Influence of nickel content on the chemical bonding character of LiMn2−xNixO4 spinel oxides

A relationship between the chemical bonding nature of LiMn2−xNixO4 and the Ni content has been systematically investigated. According to X-ray diffraction analysis, nickel-substituted lithium manganates crystallize with a cubic spinel structure without the formation of any impurity phase such as NiO in the present substitution range of 0 ≤ x ≤ 0.4. Micro-Raman analysis showed that Ni substitution gave rise to an increase in the intensities and energies of the two main phonon lines at ∼580 and ∼620 cm−1, indicating enhancement of the average Mn oxidation states and reinforcement of the MnO bonds. This was confirmed by Mn K-edge X-ray absorption spectroscopic (XAS) analysis.
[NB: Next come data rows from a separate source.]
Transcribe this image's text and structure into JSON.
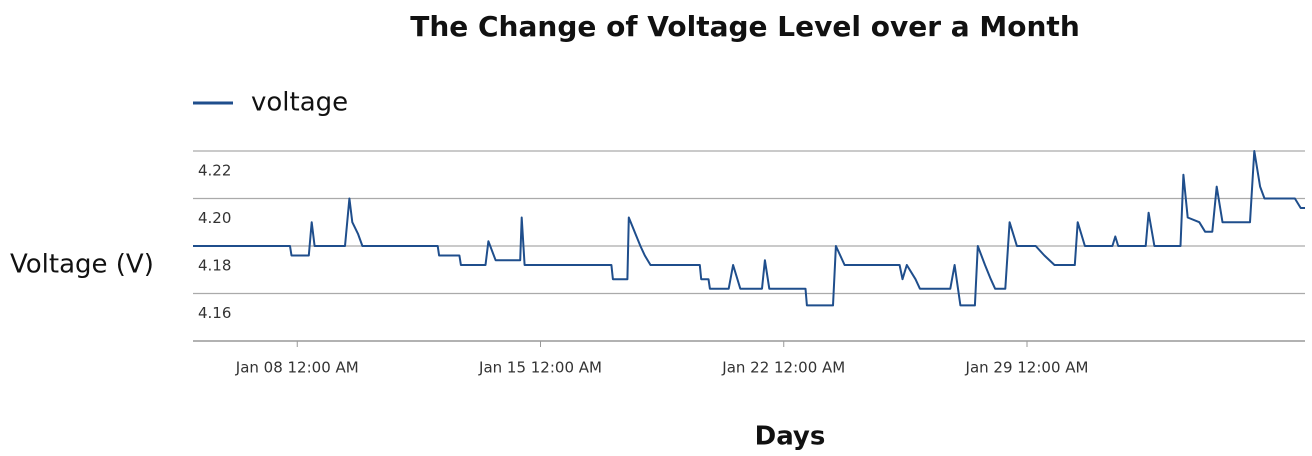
{
  "chart_data": {
    "type": "line",
    "title": "The Change of Voltage Level over a Month",
    "x_label": "Days",
    "y_label": "Voltage (V)",
    "xlim": [
      "Jan 05 12:00 AM",
      "Feb 06 12:00 AM"
    ],
    "xticks": [
      "Jan 08 12:00 AM",
      "Jan 15 12:00 AM",
      "Jan 22 12:00 AM",
      "Jan 29 12:00 AM"
    ],
    "ylim": [
      4.14,
      4.22
    ],
    "yticks": [
      4.16,
      4.18,
      {
        "value": 4.2,
        "label": "4.20"
      },
      4.22
    ],
    "grid": true,
    "legend": "top-left",
    "x": [
      "Jan 05 12:00 AM",
      "Jan 07 07:00 PM",
      "Jan 07 08:00 PM",
      "Jan 08 08:00 AM",
      "Jan 08 10:00 AM",
      "Jan 08 12:00 PM",
      "Jan 09 09:00 AM",
      "Jan 09 12:00 PM",
      "Jan 09 02:00 PM",
      "Jan 09 06:00 PM",
      "Jan 09 09:00 PM",
      "Jan 12 01:00 AM",
      "Jan 12 02:00 AM",
      "Jan 12 04:00 PM",
      "Jan 12 05:00 PM",
      "Jan 13 10:00 AM",
      "Jan 13 12:00 PM",
      "Jan 13 05:00 PM",
      "Jan 14 10:00 AM",
      "Jan 14 11:00 AM",
      "Jan 14 01:00 PM",
      "Jan 17 01:00 AM",
      "Jan 17 02:00 AM",
      "Jan 17 12:00 PM",
      "Jan 17 01:00 PM",
      "Jan 17 09:00 PM",
      "Jan 18 12:00 AM",
      "Jan 18 04:00 AM",
      "Jan 19 02:00 PM",
      "Jan 19 03:00 PM",
      "Jan 19 08:00 PM",
      "Jan 19 09:00 PM",
      "Jan 20 10:00 AM",
      "Jan 20 01:00 PM",
      "Jan 20 06:00 PM",
      "Jan 21 09:00 AM",
      "Jan 21 11:00 AM",
      "Jan 21 02:00 PM",
      "Jan 22 03:00 PM",
      "Jan 22 04:00 PM",
      "Jan 23 10:00 AM",
      "Jan 23 12:00 PM",
      "Jan 23 06:00 PM",
      "Jan 25 08:00 AM",
      "Jan 25 10:00 AM",
      "Jan 25 01:00 PM",
      "Jan 25 07:00 PM",
      "Jan 25 10:00 PM",
      "Jan 26 07:00 PM",
      "Jan 26 10:00 PM",
      "Jan 27 02:00 AM",
      "Jan 27 12:00 PM",
      "Jan 27 02:00 PM",
      "Jan 27 07:00 PM",
      "Jan 27 11:00 PM",
      "Jan 28 02:00 AM",
      "Jan 28 09:00 AM",
      "Jan 28 12:00 PM",
      "Jan 28 05:00 PM",
      "Jan 29 06:00 AM",
      "Jan 29 12:00 PM",
      "Jan 29 07:00 PM",
      "Jan 30 09:00 AM",
      "Jan 30 11:00 AM",
      "Jan 30 04:00 PM",
      "Jan 31 11:00 AM",
      "Jan 31 01:00 PM",
      "Jan 31 03:00 PM",
      "Feb 01 10:00 AM",
      "Feb 01 12:00 PM",
      "Feb 01 04:00 PM",
      "Feb 02 10:00 AM",
      "Feb 02 12:00 PM",
      "Feb 02 03:00 PM",
      "Feb 02 11:00 PM",
      "Feb 03 03:00 AM",
      "Feb 03 08:00 AM",
      "Feb 03 11:00 AM",
      "Feb 03 03:00 PM",
      "Feb 04 10:00 AM",
      "Feb 04 01:00 PM",
      "Feb 04 05:00 PM",
      "Feb 04 08:00 PM",
      "Feb 05 05:00 PM",
      "Feb 05 09:00 PM",
      "Feb 06 12:00 AM"
    ],
    "series": [
      {
        "name": "voltage",
        "color": "#1f4e8c",
        "values": [
          4.18,
          4.18,
          4.176,
          4.176,
          4.19,
          4.18,
          4.18,
          4.2,
          4.19,
          4.185,
          4.18,
          4.18,
          4.176,
          4.176,
          4.172,
          4.172,
          4.182,
          4.174,
          4.174,
          4.192,
          4.172,
          4.172,
          4.166,
          4.166,
          4.192,
          4.18,
          4.176,
          4.172,
          4.172,
          4.166,
          4.166,
          4.162,
          4.162,
          4.172,
          4.162,
          4.162,
          4.174,
          4.162,
          4.162,
          4.155,
          4.155,
          4.18,
          4.172,
          4.172,
          4.166,
          4.172,
          4.166,
          4.162,
          4.162,
          4.172,
          4.155,
          4.155,
          4.18,
          4.172,
          4.166,
          4.162,
          4.162,
          4.19,
          4.18,
          4.18,
          4.176,
          4.172,
          4.172,
          4.19,
          4.18,
          4.18,
          4.184,
          4.18,
          4.18,
          4.194,
          4.18,
          4.18,
          4.21,
          4.192,
          4.19,
          4.186,
          4.186,
          4.205,
          4.19,
          4.19,
          4.22,
          4.205,
          4.2,
          4.2,
          4.196,
          4.196
        ]
      }
    ]
  }
}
Also, a new phonon line appeared at ∼495 cm−1 after the Ni substitution, which can be assigned as an Ni–O vibration mode rather than as a T2g(2) mode of LiMn2O4. Ni K-edge XAS and micro-Raman analyses clearly demonstrate that divalent nickel ions existed in the octahedral sites of the cubic spinel lattice without a significant change in the chemical environment with the Ni content. In this regard, the poor electrochemical performance of heavily Ni-substituted compounds for the 3 V region is not attributable to the variation in the local environment of Ni ions with the Ni content, but to the low structural stability of the substituted NiO6 octahedra.